Regarding the politically charged dictation of content, Castells remarks, “The networks themselves reflect and create distinctive cultures. Both they and the traffic they carry are largely outside national regulation. Our dependence on the new modes of informational flow gives to those in a position to control them enormous power to control us. The main political arena is now the media, and the media are not politically answerable” (p. 34).

McChesney adds how these practices also lead to an issue he considers the “personalization bubble” or what he specifically alludes to as the “filter bubble” (p.157). Users are trapped in an experience they believe to be unique or new but is perpetuated by the same content delivery—just done differently (p. 70).

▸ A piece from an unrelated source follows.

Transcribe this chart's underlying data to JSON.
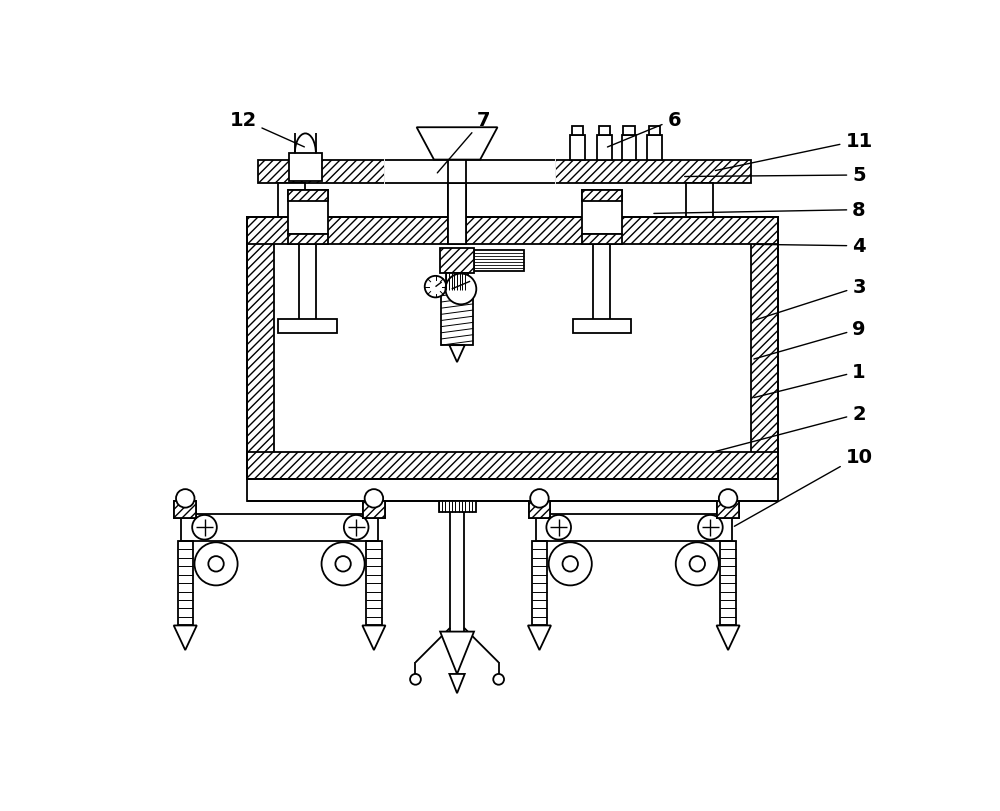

McChesney references Eli Pariser’s The Filter Bubble: How the New Web is Changing What We Read and How We Think when stating, “Pariser’s Filter Bubble documented how the Internet is quickly becoming a personalized experience wherein people get different results on Google searches for identical queries, based on their history” (p.157).

When Netflix Intervenes

In his talk, Jebara claimed that “prediction is valuable but actual intervention is what we want to understand.” Their algorithms are two-fold—ensuring that experiences are uniquely specific without providing recommendations that are too specific, which may lead to either a negative user experience and a potential unsubscribe from the service.

We’ve all experienced moments of interacting with a digital platform that, over time and with enough data aggregation, begins to recommend content or display ads across devices and sites outside the ownership of the originating platform. If frightened enough, we may have even gone as far as to deleting our browser cookies, adjusting our privacy settings or even unsubscribing from the service.

Algorithm Feedback

Jebara mentioned that a multitude of mixed-method machine learning algorithms are implemented to hone everything from predictive analytics and image curation to user-enforced restrictions and feedback mechanisms.

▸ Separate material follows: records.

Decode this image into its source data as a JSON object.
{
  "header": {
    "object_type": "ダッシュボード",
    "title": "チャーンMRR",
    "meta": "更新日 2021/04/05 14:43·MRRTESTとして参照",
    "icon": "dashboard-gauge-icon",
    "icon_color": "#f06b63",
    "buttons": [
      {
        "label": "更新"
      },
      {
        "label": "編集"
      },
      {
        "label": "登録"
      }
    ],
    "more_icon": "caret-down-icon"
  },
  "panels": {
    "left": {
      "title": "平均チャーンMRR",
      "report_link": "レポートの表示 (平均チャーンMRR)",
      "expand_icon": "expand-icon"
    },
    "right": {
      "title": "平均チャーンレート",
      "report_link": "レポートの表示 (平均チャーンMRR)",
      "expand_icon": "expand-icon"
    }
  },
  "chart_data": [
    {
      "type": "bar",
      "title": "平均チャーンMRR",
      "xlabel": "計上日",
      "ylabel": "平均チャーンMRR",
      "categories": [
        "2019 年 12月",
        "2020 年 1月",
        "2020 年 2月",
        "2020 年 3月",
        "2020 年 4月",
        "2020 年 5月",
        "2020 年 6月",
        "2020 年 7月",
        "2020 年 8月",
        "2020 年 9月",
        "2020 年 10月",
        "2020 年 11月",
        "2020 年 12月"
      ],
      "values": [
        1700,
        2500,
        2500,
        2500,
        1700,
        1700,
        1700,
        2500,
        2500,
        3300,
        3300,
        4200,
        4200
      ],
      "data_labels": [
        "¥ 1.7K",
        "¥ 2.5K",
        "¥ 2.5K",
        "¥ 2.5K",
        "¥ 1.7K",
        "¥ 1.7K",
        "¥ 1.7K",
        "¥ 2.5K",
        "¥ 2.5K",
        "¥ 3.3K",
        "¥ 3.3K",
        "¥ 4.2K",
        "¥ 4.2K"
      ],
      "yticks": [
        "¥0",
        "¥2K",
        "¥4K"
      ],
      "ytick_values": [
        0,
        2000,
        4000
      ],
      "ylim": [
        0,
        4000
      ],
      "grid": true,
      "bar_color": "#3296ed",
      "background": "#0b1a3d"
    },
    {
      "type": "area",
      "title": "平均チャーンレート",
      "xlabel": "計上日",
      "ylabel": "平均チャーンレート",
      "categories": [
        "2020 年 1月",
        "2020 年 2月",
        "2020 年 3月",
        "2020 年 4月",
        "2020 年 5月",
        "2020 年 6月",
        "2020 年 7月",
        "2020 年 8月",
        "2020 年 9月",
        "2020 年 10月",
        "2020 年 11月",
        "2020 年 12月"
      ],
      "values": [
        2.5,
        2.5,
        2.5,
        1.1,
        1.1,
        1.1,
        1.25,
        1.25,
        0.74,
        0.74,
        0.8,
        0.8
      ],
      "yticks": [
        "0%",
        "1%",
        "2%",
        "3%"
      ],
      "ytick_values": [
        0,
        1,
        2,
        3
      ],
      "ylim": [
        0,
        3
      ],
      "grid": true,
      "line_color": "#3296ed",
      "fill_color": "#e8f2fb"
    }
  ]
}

Jebara described their method take rate as a curatorial feedback strategy which tests different personalization experiences on several users to determine which of the content shown resulted in an actual viewing.

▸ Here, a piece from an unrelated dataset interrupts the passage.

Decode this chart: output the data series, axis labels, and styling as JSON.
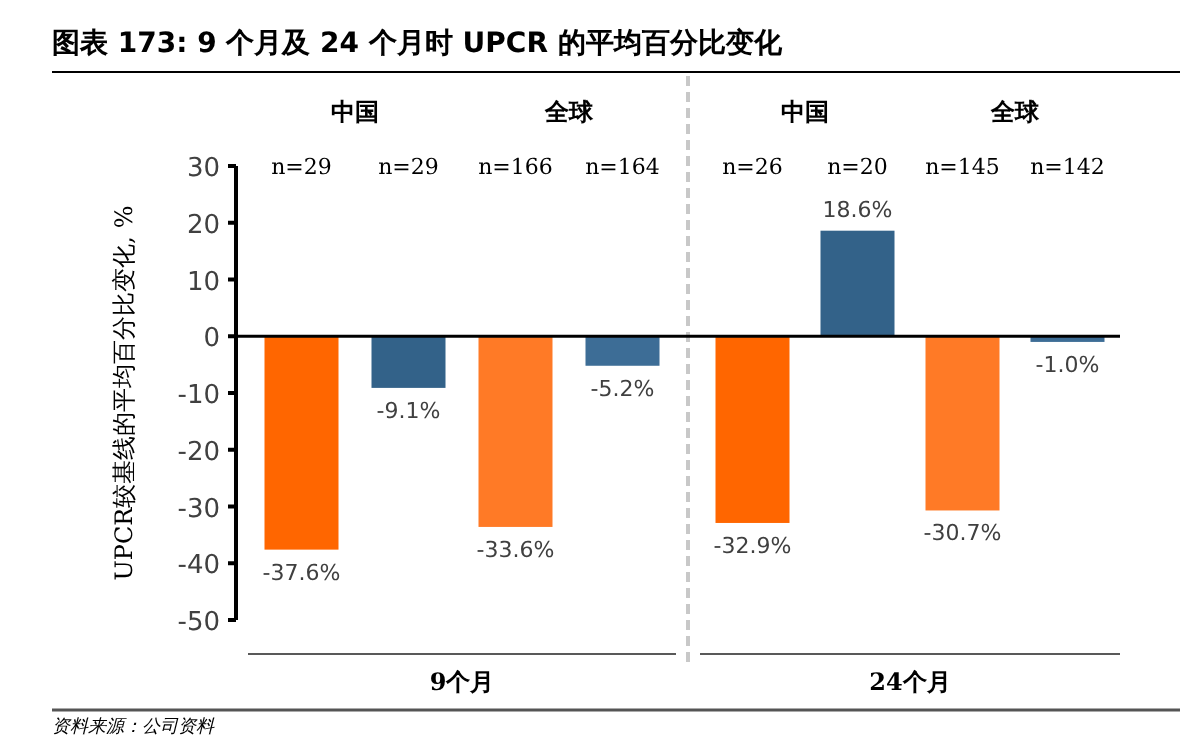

This strategy uniquely prefers the measurement of the number of viewers that strategy worked for over the number of viewers a specific piece of content was shown to. Jebara noted this method enables Netflix experts to learn from users by letting them show what content they prefer and in which ways they’re drawn to recommendations.

User Generated Feedback

This is a major shift from their previous user experience of providing users with the ability to ranking rank content using a star ranking system. Overtime and through observation, Netflix realized they couldn’t rely on that ranking system as a source of truth for which content users ranked highly versus which they’d prefer to watch. Jebara added users were not truthful in their telling of which content they preferred. Shifting away from user interaction to user observation has enabled a greater foundation for developing recommendation systems.


As content personalization algorithms advance, consumers will become a more passive actor in teaching content personalization algorithms. Every attempt at restricting interaction with such algorithms will lead only to yet another loophole identified by machine learning experts. How those companies manage those algorithms and exploit those loopholes are examples of the digital power dynamic which exists between the content generators and the content consumers.


Berkowitz, Joe. “Is Netflix racially personalizing artwork for its titles?One writer’s experience with Netflix’s title art has us wondering whether the company is quietly using race in its algorithm for visually recommending films”. Fast Company (2018).

Castells, Manuel. The Information Age: Economy, Society, and Culture. Wiley-Blackwell (2010).

Chmielewski, Dawn C. “Netflix’s Use of Artwork Personalization Attracts Online Criticism”. Deadline (2018).

McChesney, Robert W. Digital Disconnect. The New Press (2013): 63-171.